Umgang mit dem Massenmörder in Norwegen zeigt das Dilemma des Rechtsstaats

Es ist das Besondere eines Rechtsstaates, dass sich selbst diejenigen auf seine Prinzipien berufen können, die dagegen maximal verstoßen haben. Was zum Beispiel dazu führt, dass dem Massenmörder von Norwegen dort jetzt ganz normal der Prozess gemacht wird. Der Rechtsstaat zeigt seine wahre Größe vor allem in solchen Momenten.

Trotzdem sind die Bilder aus Oslo schwer, eigentlich gar nicht zu ertragen. Denn im Gerichtssaal vollendet sich erst der Plan des Terroristen. Eine Woche lang hat er Zeit, seine unvorstellbaren Taten zu verteidigen, einzuordnen, die Hintergründe zu beschreiben und zu rechtfertigen. Aus seiner Sicht hat er endlich die Bühne, die ihm zusteht, um Gedanken zu verbreiten, die diesen Namen nicht verdienen.

Es ist absurd, aber es ist leider wahr: Diese Chance haben ihm erst seine Verbrechen ermöglicht. Der Rechtsstaat erfüllt ausgerechnet seinem größten Widersacher eine Art Lebenstraum, Live-Berichte im norwegischen Fernsehen und Ausschnitte in den TV-Stationen weltweit, in Zeitungen und Zeitschriften und natürlich auf Nachrichtenseiten im Internet inklusive. Es ist, im wahrsten Sinne des Wortes, der Wahnsinn.

Der aktuelle Fall wirft einmal mehr die Frage auf, wie man verhindern kann, dass Amokläufer für ihre Taten auch noch mit dem belohnt werden, wonach sich die meisten von ihnen vor allem zu sehnen scheinen - mit Aufmerksamkeit.

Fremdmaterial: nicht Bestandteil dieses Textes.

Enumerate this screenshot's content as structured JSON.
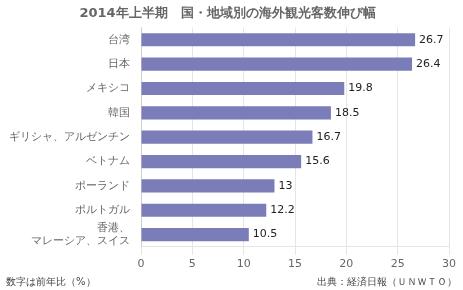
{
  "chart_data": {
    "type": "bar",
    "orientation": "horizontal",
    "title": "2014年上半期　国・地域別の海外観光客数伸び幅",
    "categories": [
      "香港、\nマレーシア、スイス",
      "ポルトガル",
      "ポーランド",
      "ベトナム",
      "ギリシャ、アルゼンチン",
      "韓国",
      "メキシコ",
      "日本",
      "台湾"
    ],
    "values": [
      10.5,
      12.2,
      13.0,
      15.6,
      16.7,
      18.5,
      19.8,
      26.4,
      26.7
    ],
    "color": "#7b7db8",
    "xlim": [
      0,
      30
    ],
    "xticks": [
      0,
      5,
      10,
      15,
      20,
      25,
      30
    ],
    "grid": true,
    "data_labels": true,
    "annotations": [
      "数字は前年比（%）",
      "出典：経済日報（ＵＮＷＴＯ）"
    ]
  }
}
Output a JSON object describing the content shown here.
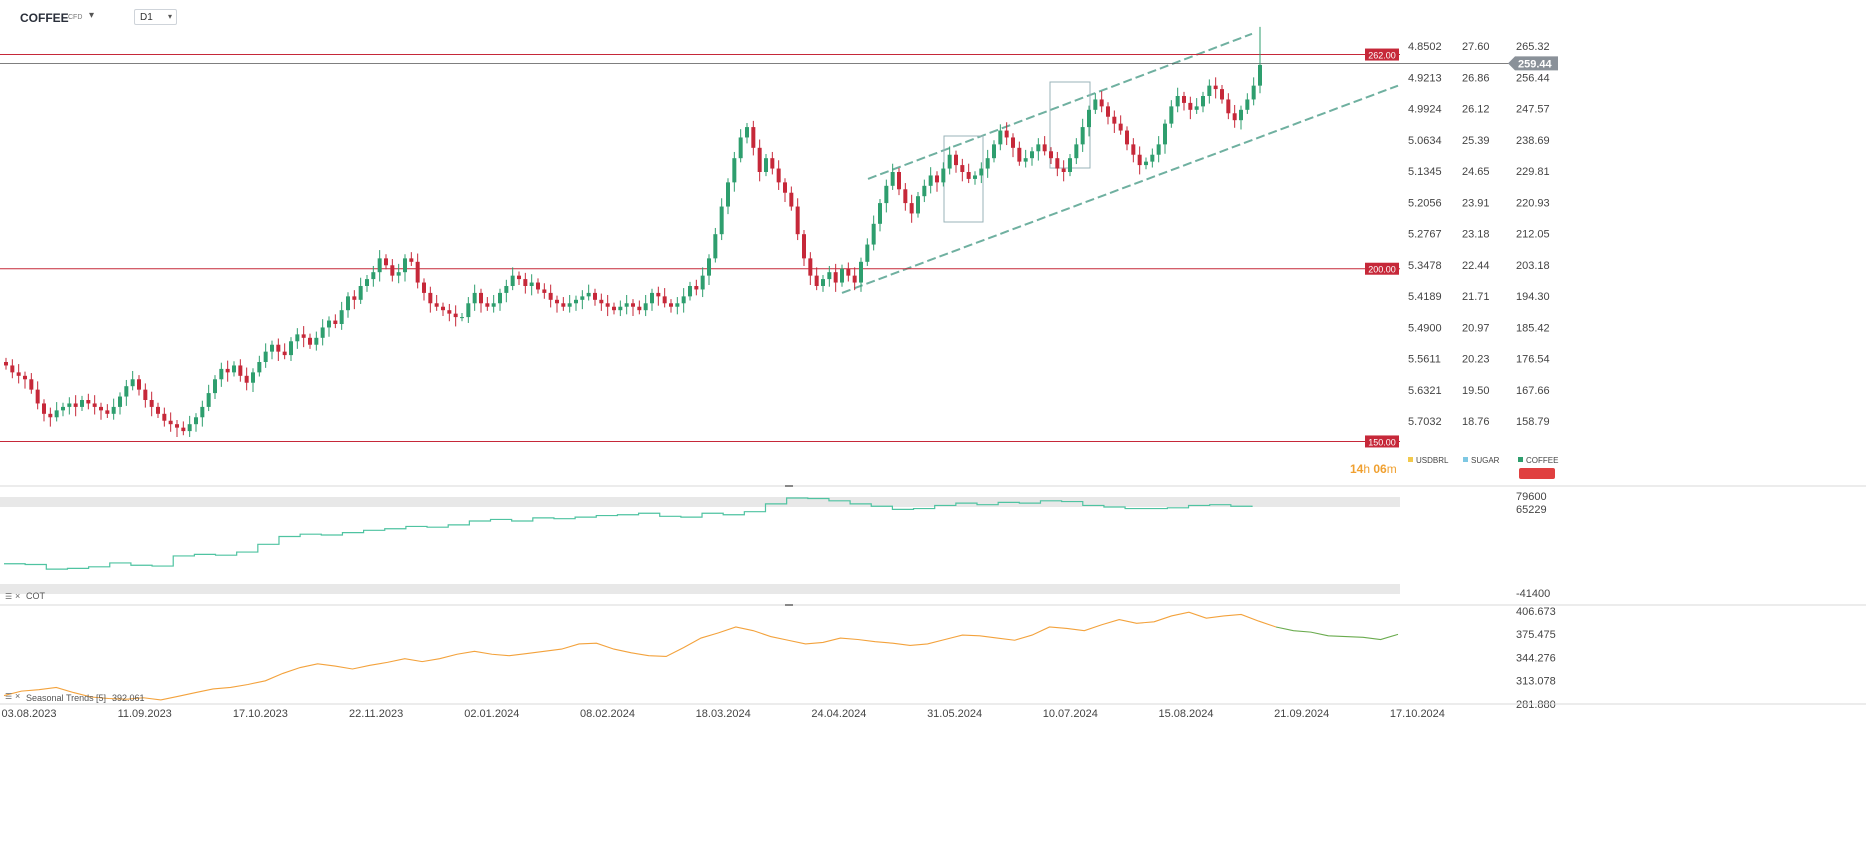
{
  "toolbar": {
    "symbol": "COFFEE",
    "symbol_type": "CFD",
    "timeframe": "D1",
    "caret_icon": "chevron-down-icon"
  },
  "chart_data": {
    "type": "candlestick",
    "instrument": "COFFEE",
    "timeframe": "D1",
    "x_tick_labels": [
      "03.08.2023",
      "11.09.2023",
      "17.10.2023",
      "22.11.2023",
      "02.01.2024",
      "08.02.2024",
      "18.03.2024",
      "24.04.2024",
      "31.05.2024",
      "10.07.2024",
      "15.08.2024",
      "21.09.2024",
      "17.10.2024"
    ],
    "price_axis": {
      "min": 150,
      "max": 270,
      "labels_right": [
        "265.32",
        "256.44",
        "247.57",
        "238.69",
        "229.81",
        "220.93",
        "212.05",
        "203.18",
        "194.30",
        "185.42",
        "176.54",
        "167.66",
        "158.79"
      ],
      "labels_sugar": [
        "27.60",
        "26.86",
        "26.12",
        "25.39",
        "24.65",
        "23.91",
        "23.18",
        "22.44",
        "21.71",
        "20.97",
        "20.23",
        "19.50",
        "18.76"
      ],
      "labels_usdbrl": [
        "4.8502",
        "4.9213",
        "4.9924",
        "5.0634",
        "5.1345",
        "5.2056",
        "5.2767",
        "5.3478",
        "5.4189",
        "5.4900",
        "5.5611",
        "5.6321",
        "5.7032"
      ]
    },
    "last_price": "259.44",
    "horizontal_levels": [
      {
        "label": "262.00",
        "value": 262
      },
      {
        "label": "200.00",
        "value": 200
      },
      {
        "label": "150.00",
        "value": 150
      }
    ],
    "countdown": {
      "hours": "14",
      "h_unit": "h",
      "minutes": "06",
      "m_unit": "m"
    },
    "legend": [
      {
        "name": "USDBRL",
        "color": "#f2c94c"
      },
      {
        "name": "SUGAR",
        "color": "#7ec8e3"
      },
      {
        "name": "COFFEE",
        "color": "#2e9e6e"
      }
    ],
    "up_color": "#2e9e6e",
    "down_color": "#c62839",
    "level_color": "#c62839",
    "channel_color": "#6fb0a0",
    "closes": [
      172,
      170,
      169,
      168,
      165,
      161,
      158,
      157,
      159,
      160,
      161,
      160,
      162,
      161,
      160,
      159,
      158,
      160,
      163,
      166,
      168,
      165,
      162,
      160,
      158,
      156,
      155,
      154,
      153,
      155,
      157,
      160,
      164,
      168,
      171,
      170,
      172,
      169,
      167,
      170,
      173,
      176,
      178,
      176,
      175,
      179,
      181,
      180,
      178,
      180,
      183,
      185,
      184,
      188,
      192,
      191,
      195,
      197,
      199,
      203,
      201,
      198,
      199,
      203,
      202,
      196,
      193,
      190,
      189,
      188,
      187,
      186,
      186,
      190,
      193,
      190,
      189,
      190,
      193,
      195,
      198,
      197,
      195,
      196,
      194,
      193,
      191,
      190,
      189,
      190,
      191,
      192,
      193,
      191,
      190,
      189,
      188,
      189,
      190,
      189,
      188,
      190,
      193,
      192,
      190,
      189,
      190,
      192,
      195,
      194,
      198,
      203,
      210,
      218,
      225,
      232,
      238,
      241,
      235,
      228,
      232,
      229,
      225,
      222,
      218,
      210,
      203,
      198,
      195,
      197,
      199,
      196,
      200,
      198,
      196,
      202,
      207,
      213,
      219,
      224,
      228,
      223,
      219,
      216,
      221,
      224,
      227,
      225,
      229,
      233,
      230,
      228,
      226,
      227,
      229,
      232,
      236,
      240,
      238,
      235,
      231,
      232,
      234,
      236,
      234,
      232,
      229,
      228,
      232,
      236,
      241,
      246,
      249,
      247,
      244,
      242,
      240,
      236,
      233,
      230,
      231,
      233,
      236,
      242,
      247,
      250,
      248,
      246,
      247,
      250,
      253,
      252,
      249,
      245,
      243,
      246,
      249,
      253,
      259
    ]
  },
  "cot_panel": {
    "title": "COT",
    "y_labels": [
      "79600",
      "65229",
      "-41400"
    ],
    "color": "#4fc3a1",
    "values": [
      -5000,
      -6000,
      -12000,
      -11000,
      -9000,
      -4000,
      -7000,
      -8000,
      5000,
      7000,
      6000,
      10000,
      20000,
      30000,
      33000,
      32000,
      35000,
      38000,
      40000,
      43000,
      42000,
      45000,
      50000,
      52000,
      50000,
      54000,
      53000,
      55000,
      57000,
      58000,
      60000,
      56000,
      55000,
      60000,
      58000,
      62000,
      72000,
      79600,
      79000,
      76000,
      72000,
      69000,
      65000,
      66000,
      70000,
      73000,
      71000,
      74000,
      73000,
      76000,
      75000,
      70000,
      68000,
      66000,
      66000,
      67000,
      70000,
      71000,
      69000,
      68000
    ]
  },
  "seasonal_panel": {
    "title": "Seasonal",
    "subtitle": "Trends",
    "period": "[5]",
    "value": "392.061",
    "y_labels": [
      "406.673",
      "375.475",
      "344.276",
      "313.078",
      "281.880"
    ],
    "color": "#f3a23c",
    "forecast_color": "#6aab4e",
    "values": [
      292,
      298,
      300,
      303,
      296,
      290,
      288,
      287,
      289,
      286,
      291,
      296,
      301,
      303,
      307,
      312,
      322,
      330,
      335,
      332,
      328,
      333,
      337,
      342,
      338,
      342,
      348,
      352,
      348,
      346,
      349,
      352,
      355,
      362,
      363,
      355,
      350,
      346,
      345,
      357,
      370,
      377,
      385,
      380,
      372,
      367,
      362,
      364,
      370,
      368,
      365,
      363,
      360,
      362,
      368,
      374,
      373,
      370,
      367,
      374,
      385,
      383,
      380,
      388,
      395,
      390,
      392,
      400,
      405,
      397,
      400,
      402,
      393,
      385,
      380,
      378,
      373,
      372,
      371,
      368,
      375
    ]
  }
}
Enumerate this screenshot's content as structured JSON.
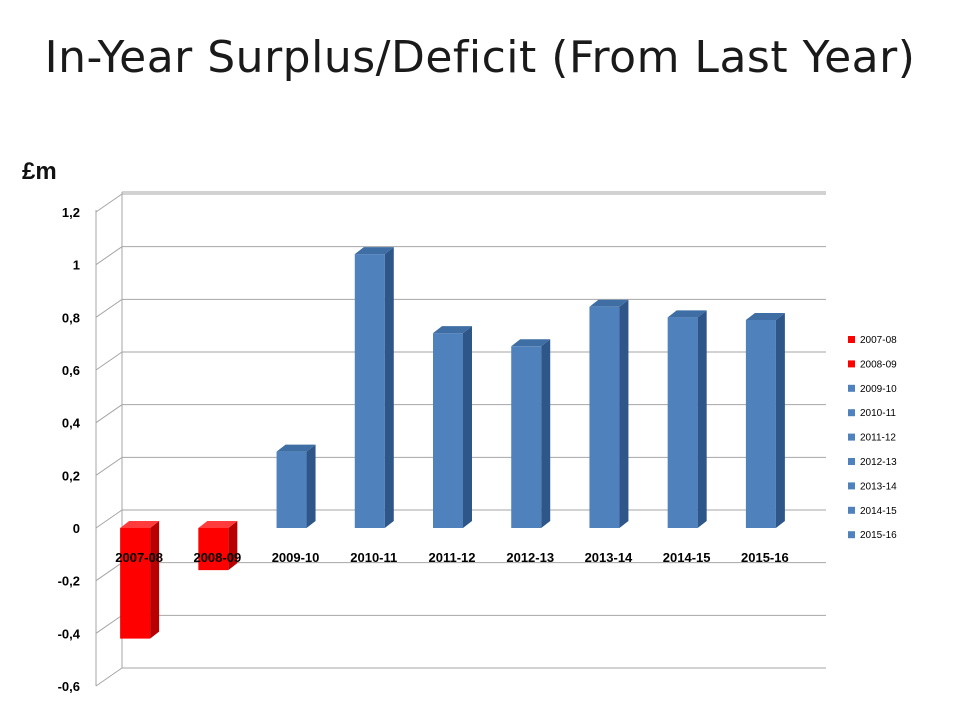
{
  "slide": {
    "title": "In-Year Surplus/Deficit (From Last Year)",
    "unit_label": "£m"
  },
  "chart_data": {
    "type": "bar",
    "style": "3d-column",
    "categories": [
      "2007-08",
      "2008-09",
      "2009-10",
      "2010-11",
      "2011-12",
      "2012-13",
      "2013-14",
      "2014-15",
      "2015-16"
    ],
    "values": [
      -0.42,
      -0.16,
      0.29,
      1.04,
      0.74,
      0.69,
      0.84,
      0.8,
      0.79
    ],
    "ylabel": "£m",
    "ylim": [
      -0.6,
      1.2
    ],
    "yticks": [
      -0.6,
      -0.4,
      -0.2,
      0,
      0.2,
      0.4,
      0.6,
      0.8,
      1,
      1.2
    ],
    "ytick_labels": [
      "-0,6",
      "-0,4",
      "-0,2",
      "0",
      "0,2",
      "0,4",
      "0,6",
      "0,8",
      "1",
      "1,2"
    ],
    "grid": true,
    "legend": {
      "placement": "right",
      "entries": [
        "2007-08",
        "2008-09",
        "2009-10",
        "2010-11",
        "2011-12",
        "2012-13",
        "2013-14",
        "2014-15",
        "2015-16"
      ]
    },
    "colors": {
      "negative": "#ff0000",
      "negative_side": "#b80000",
      "negative_top": "#ff3b3b",
      "positive": "#4f81bd",
      "positive_side": "#2f5688",
      "positive_top": "#3e6ea3",
      "grid": "#a6a6a6"
    }
  }
}
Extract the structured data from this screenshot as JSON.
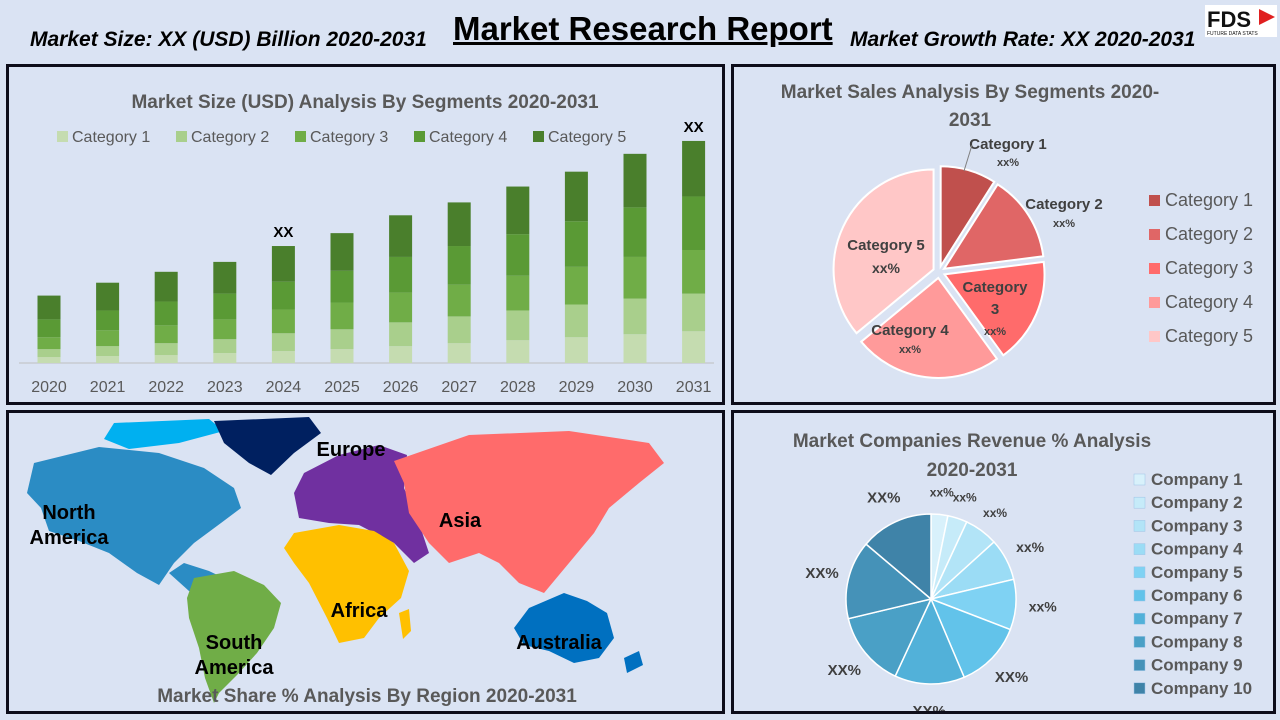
{
  "header": {
    "left": "Market Size: XX (USD) Billion 2020-2031",
    "title": "Market Research Report",
    "right": "Market Growth Rate: XX 2020-2031",
    "logo_text": "FDS",
    "logo_sub": "FUTURE DATA STATS"
  },
  "colors": {
    "bg": "#dae3f3",
    "bar_series": [
      "#c5dcb0",
      "#a9cf8c",
      "#70ad47",
      "#5a9a35",
      "#4a7f2c"
    ],
    "pie_slices": [
      "#c0504d",
      "#e06666",
      "#ff6b6b",
      "#ff9a9a",
      "#ffc7c7"
    ],
    "company_slices": [
      "#d8f1fb",
      "#c6ebf9",
      "#b2e4f7",
      "#9bdcf5",
      "#7fd2f3",
      "#62c3ea",
      "#52b1d9",
      "#4aa0c6",
      "#4592b8",
      "#3f83a8"
    ]
  },
  "chart_data": [
    {
      "type": "bar",
      "stacked": true,
      "title": "Market Size (USD) Analysis By Segments 2020-2031",
      "categories": [
        "2020",
        "2021",
        "2022",
        "2023",
        "2024",
        "2025",
        "2026",
        "2027",
        "2028",
        "2029",
        "2030",
        "2031"
      ],
      "series": [
        {
          "name": "Category 1",
          "values": [
            3.0,
            3.5,
            4.0,
            5.0,
            6.0,
            7.0,
            8.5,
            10.0,
            11.5,
            13.0,
            14.5,
            16.0
          ]
        },
        {
          "name": "Category 2",
          "values": [
            4.0,
            5.0,
            6.0,
            7.0,
            9.0,
            10.0,
            12.0,
            13.5,
            15.0,
            16.5,
            18.0,
            19.0
          ]
        },
        {
          "name": "Category 3",
          "values": [
            6.0,
            8.0,
            9.0,
            10.0,
            12.0,
            13.5,
            15.0,
            16.0,
            17.5,
            19.0,
            21.0,
            22.0
          ]
        },
        {
          "name": "Category 4",
          "values": [
            9.0,
            10.0,
            12.0,
            13.0,
            14.0,
            16.0,
            18.0,
            19.5,
            21.0,
            23.0,
            25.0,
            27.0
          ]
        },
        {
          "name": "Category 5",
          "values": [
            12.0,
            14.0,
            15.0,
            16.0,
            18.0,
            19.0,
            21.0,
            22.0,
            24.0,
            25.0,
            27.0,
            28.0
          ]
        }
      ],
      "annotations": [
        {
          "category": "2024",
          "text": "XX"
        },
        {
          "category": "2031",
          "text": "XX"
        }
      ],
      "ylim": [
        0,
        115
      ],
      "legend": "top"
    },
    {
      "type": "pie",
      "title": "Market Sales Analysis By Segments 2020-2031",
      "labels": [
        "Category 1",
        "Category 2",
        "Category 3",
        "Category 4",
        "Category 5"
      ],
      "values": [
        9,
        14,
        17,
        24,
        36
      ],
      "data_labels": [
        "xx%",
        "xx%",
        "xx%",
        "xx%",
        "xx%"
      ],
      "legend": "right"
    },
    {
      "type": "pie",
      "title": "Market Companies Revenue % Analysis 2020-2031",
      "labels": [
        "Company 1",
        "Company 2",
        "Company 3",
        "Company 4",
        "Company 5",
        "Company 6",
        "Company 7",
        "Company 8",
        "Company 9",
        "Company 10"
      ],
      "values": [
        3,
        3.5,
        6,
        7.5,
        9,
        12,
        12.5,
        13.5,
        14,
        13
      ],
      "data_labels": [
        "xx%",
        "xx%",
        "xx%",
        "xx%",
        "xx%",
        "XX%",
        "XX%",
        "XX%",
        "XX%",
        "XX%"
      ],
      "legend": "right"
    }
  ],
  "map": {
    "title": "Market Share % Analysis By Region 2020-2031",
    "regions": [
      {
        "name": "North America",
        "line1": "North",
        "line2": "America",
        "color": "#2b8cc4"
      },
      {
        "name": "Europe",
        "line1": "Europe",
        "line2": "",
        "color": "#7030a0"
      },
      {
        "name": "Asia",
        "line1": "Asia",
        "line2": "",
        "color": "#ff6b6b"
      },
      {
        "name": "Africa",
        "line1": "Africa",
        "line2": "",
        "color": "#ffc000"
      },
      {
        "name": "South America",
        "line1": "South",
        "line2": "America",
        "color": "#70ad47"
      },
      {
        "name": "Australia",
        "line1": "Australia",
        "line2": "",
        "color": "#0070c0"
      }
    ],
    "greenland_color": "#002060",
    "arctic_color": "#00b0f0"
  }
}
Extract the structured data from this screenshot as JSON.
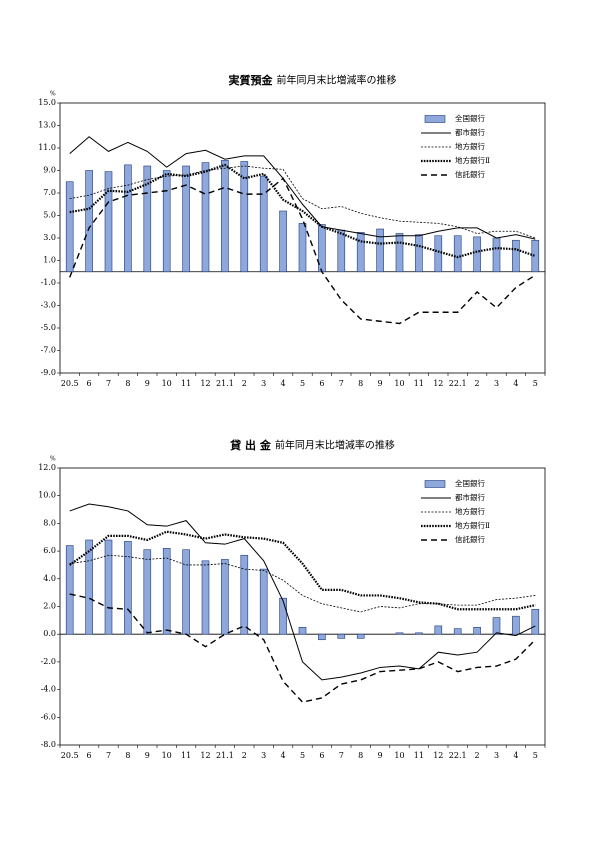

In Norwegen schien man zunächst eine recht einfache Lösung gefunden zu haben. Direkt nach der Verhaftung ließen die Behörden so gut wie keine Bilder des Mannes zu, der für das größte Verbrechen in der Geschichte des Landes verantwortlich ist. Als er seine ersten Aussagen machte, war die Öffentlichkeit wie selbstverständlich ausgeschlossen.

Und jetzt das.

Niemand kann dem Gesicht des Mannes, das doch nicht nur in Norwegen jeder so schnell wie möglich vergessen möchte, entkommen. Der Wahnsinn ist omnipräsent, der Wahnsinnige, der so tut, als sei er keiner, wird in all seinen Facetten beschrieben und analysiert. Norwegens Justiz hätte dies verhindern oder wenigstens einschränken können, die Berichterstatter könnten und können das noch und sollten zumindest einmal über das Wie nachdenken.

Zugegeben, es ist in diesem Fall nicht leicht, einen Weg zwischen Chronistenpflicht und (un)freiwilliger Plattform für perverses Gedankengut zu finden, und verführerisch ist der Einblick in das personifizierte Böse sowieso. Und doch gilt es, sich zurückzunehmen, und sei es erst einmal nur bei der Auswahl der Bilder, damit der Täter nicht am Ende doch noch alle seine Ziele erreicht.

Insofern ist auch dieser Kommentar angreifbar, weil er gerade das thematisiert, was er selbst kritisiert.

Wie gesagt: Es ist ein Dilemma. Und es muss einmal angemerkt werden, dass es sich die Beteiligten oft zu leicht machen. Denn selbstverständlich gibt es, in Deutschland insbesondere nach dem Amoklauf von Erfurt, eine längere Liste freiwilliger Verhaltensregeln im schlimmsten aller Fälle. Die beziehen sich überwiegend auf den Umgang mit Opfern ("in Ruhe lassen", "Privatsphäre respektieren"), enthalten aber auch eindeutige Ratschläge für all jene, die für Öffentlichkeitsarbeit rund um ein schweres Verbrechen verantwortlich sind. Ihnen wird unter anderem empfohlen, die "Fantasien des Täters nicht zu anschaulich" darzustellen. Und: "Es sollte nicht auf den Täter, sondern auf die Tat fokussiert werden." Manchmal würde es vielleicht helfen, wenn der Name des Verbrechers nicht genannt würde.

Für den selbstverliebten Mörder, der sich derzeit in Oslo verantworten darf, wäre das möglicherweise eine der schwersten Strafen gewesen.